Should any part of this Agreement be held invalid or unenforceable, that portion shall be construed consistent with applicable law and the remaining portions shall remain in full force and effect. Customer agrees that any unauthorized and/or unlawful use of the Content would result in irreparable injury to Company for which monetary damages would be inadequate. In such event, Company shall have the right, in addition to other remedies available to it pursuant to this Agreement, to immediate injunctive relief against Customer without the need to post a bond. Nothing contained in this Agreement shall be construed to limit any legal remedies available to Company. Company and Customer are independent contractors, and nothing in this Agreement will create any partnership, joint venture, agency, franchise, sales representative or employment relationship between the parties. Company's failure to enforce any provision of this Agreement shall not be deemed a waiver of such provision nor of the right to enforce such provision. Any attempt by any individual, whether or not Customer, to damage, destroy, tamper with, vandalize and/or otherwise interfere with the operation of the Site, Feed and/or Content, is a violation of both criminal and civil law and Company will diligently pursue any and all remedies in this regard against any offending individual or entity to the fullest extent permissible by law and in equity. This Agreement will be binding on, inure to the benefit of and be enforceable against the parties and Company's successors and assigns. Other than as expressly permitted herein, Customer is not permitted to transfer any rights or obligations pursuant to this Agreement. Any attempt to do so will result in the immediate termination of this Agreement.

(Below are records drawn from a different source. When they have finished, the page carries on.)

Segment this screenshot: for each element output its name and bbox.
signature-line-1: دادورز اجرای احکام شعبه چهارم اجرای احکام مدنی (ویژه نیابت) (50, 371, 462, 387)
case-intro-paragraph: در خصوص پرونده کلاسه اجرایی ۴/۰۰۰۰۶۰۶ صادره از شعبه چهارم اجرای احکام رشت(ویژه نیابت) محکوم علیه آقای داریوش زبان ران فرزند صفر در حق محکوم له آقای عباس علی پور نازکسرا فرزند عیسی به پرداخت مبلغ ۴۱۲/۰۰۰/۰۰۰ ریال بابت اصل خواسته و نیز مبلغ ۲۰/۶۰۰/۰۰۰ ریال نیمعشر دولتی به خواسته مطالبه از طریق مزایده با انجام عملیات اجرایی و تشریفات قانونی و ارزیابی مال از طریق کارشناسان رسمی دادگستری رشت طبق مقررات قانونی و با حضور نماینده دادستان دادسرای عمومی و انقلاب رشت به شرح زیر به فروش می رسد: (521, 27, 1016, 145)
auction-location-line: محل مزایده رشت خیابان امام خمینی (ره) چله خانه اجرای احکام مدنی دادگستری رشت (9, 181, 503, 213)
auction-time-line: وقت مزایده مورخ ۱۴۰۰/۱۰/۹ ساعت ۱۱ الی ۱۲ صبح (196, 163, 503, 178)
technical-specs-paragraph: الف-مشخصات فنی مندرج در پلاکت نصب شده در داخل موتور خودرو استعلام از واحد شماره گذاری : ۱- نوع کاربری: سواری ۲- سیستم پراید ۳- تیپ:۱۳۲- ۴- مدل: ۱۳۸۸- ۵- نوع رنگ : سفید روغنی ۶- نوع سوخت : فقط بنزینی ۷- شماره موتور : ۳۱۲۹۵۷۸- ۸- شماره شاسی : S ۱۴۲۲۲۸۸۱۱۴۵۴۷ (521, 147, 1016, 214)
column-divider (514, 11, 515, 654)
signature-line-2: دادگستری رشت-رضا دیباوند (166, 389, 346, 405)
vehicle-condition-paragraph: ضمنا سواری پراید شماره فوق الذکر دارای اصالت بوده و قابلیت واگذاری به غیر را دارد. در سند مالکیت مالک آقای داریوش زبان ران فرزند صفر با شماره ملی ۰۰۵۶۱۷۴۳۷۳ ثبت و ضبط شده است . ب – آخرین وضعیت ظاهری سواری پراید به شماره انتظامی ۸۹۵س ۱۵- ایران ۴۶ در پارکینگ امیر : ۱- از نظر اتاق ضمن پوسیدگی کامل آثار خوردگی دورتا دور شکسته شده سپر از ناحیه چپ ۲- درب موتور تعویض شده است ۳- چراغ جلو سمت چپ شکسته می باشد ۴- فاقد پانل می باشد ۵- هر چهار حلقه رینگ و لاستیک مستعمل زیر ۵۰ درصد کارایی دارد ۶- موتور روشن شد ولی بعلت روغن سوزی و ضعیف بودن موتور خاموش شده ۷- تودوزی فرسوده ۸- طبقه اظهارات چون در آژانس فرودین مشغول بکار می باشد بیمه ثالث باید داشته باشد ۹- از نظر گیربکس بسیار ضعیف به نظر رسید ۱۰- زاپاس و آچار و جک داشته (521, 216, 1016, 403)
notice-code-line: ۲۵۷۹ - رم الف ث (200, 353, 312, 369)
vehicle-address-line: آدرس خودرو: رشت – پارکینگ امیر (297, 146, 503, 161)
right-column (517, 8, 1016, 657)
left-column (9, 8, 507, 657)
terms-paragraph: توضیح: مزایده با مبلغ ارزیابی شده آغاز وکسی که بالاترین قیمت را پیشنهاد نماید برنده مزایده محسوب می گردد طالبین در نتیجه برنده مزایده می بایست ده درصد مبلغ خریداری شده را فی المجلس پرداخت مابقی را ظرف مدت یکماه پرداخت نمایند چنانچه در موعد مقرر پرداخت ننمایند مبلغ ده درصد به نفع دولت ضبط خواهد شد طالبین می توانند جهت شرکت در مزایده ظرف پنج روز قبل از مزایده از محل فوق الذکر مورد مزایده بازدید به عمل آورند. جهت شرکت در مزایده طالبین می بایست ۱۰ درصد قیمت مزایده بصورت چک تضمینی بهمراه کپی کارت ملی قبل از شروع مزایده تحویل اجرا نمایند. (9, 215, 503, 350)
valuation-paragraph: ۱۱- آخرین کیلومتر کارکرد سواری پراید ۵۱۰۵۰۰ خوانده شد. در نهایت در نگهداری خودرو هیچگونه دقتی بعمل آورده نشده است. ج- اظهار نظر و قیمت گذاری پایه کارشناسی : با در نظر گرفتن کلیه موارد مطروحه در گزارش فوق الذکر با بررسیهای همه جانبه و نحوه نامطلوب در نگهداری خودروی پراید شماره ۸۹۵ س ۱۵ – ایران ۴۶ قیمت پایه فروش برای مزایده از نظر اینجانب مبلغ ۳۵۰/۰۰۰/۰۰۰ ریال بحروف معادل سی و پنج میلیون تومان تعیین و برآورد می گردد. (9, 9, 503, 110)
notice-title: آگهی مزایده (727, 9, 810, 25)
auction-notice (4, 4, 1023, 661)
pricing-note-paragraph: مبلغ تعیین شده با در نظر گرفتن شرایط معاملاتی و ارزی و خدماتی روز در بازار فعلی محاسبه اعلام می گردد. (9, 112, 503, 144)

18. Electronic Signatures.

Customer acknowledges and agrees that by clicking on the button labeled "I Agree" or such similar links as may be designated by Company to accept this Agreement, Customer is submitting a legally binding electronic signature and is entering into a legally binding contract. Customer acknowledges that Customer's electronic submissions constitute Customer's agreement and intent to be bound by this Agreement. Pursuant to any applicable statutes, regulations, rules, ordinances or other laws, including without limitation the United States Electronic Signatures in Global and National Commerce Act, P.L. 106-229 (the "E-Sign Act") or other similar statutes, CUSTOMER HEREBY AGREES TO THE USE OF ELECTRONIC SIGNATURES, CONTRACTS, ORDERS AND OTHER RECORDS AND TO ELECTRONIC DELIVERY OF NOTICES, POLICIES AND RECORDS OF TRANSACTIONS INITIATED OR COMPLETED THROUGH, OR IN CONNECTION WITH, THE CONTENT OFFERED BY COMPANY. Further, Customer hereby waives any rights or requirements under any statutes, regulations, rules, ordinances or other laws in any jurisdiction which requires an original signature or delivery or retention of non-electronic records, or to payments or the granting of credits by other than electronic means.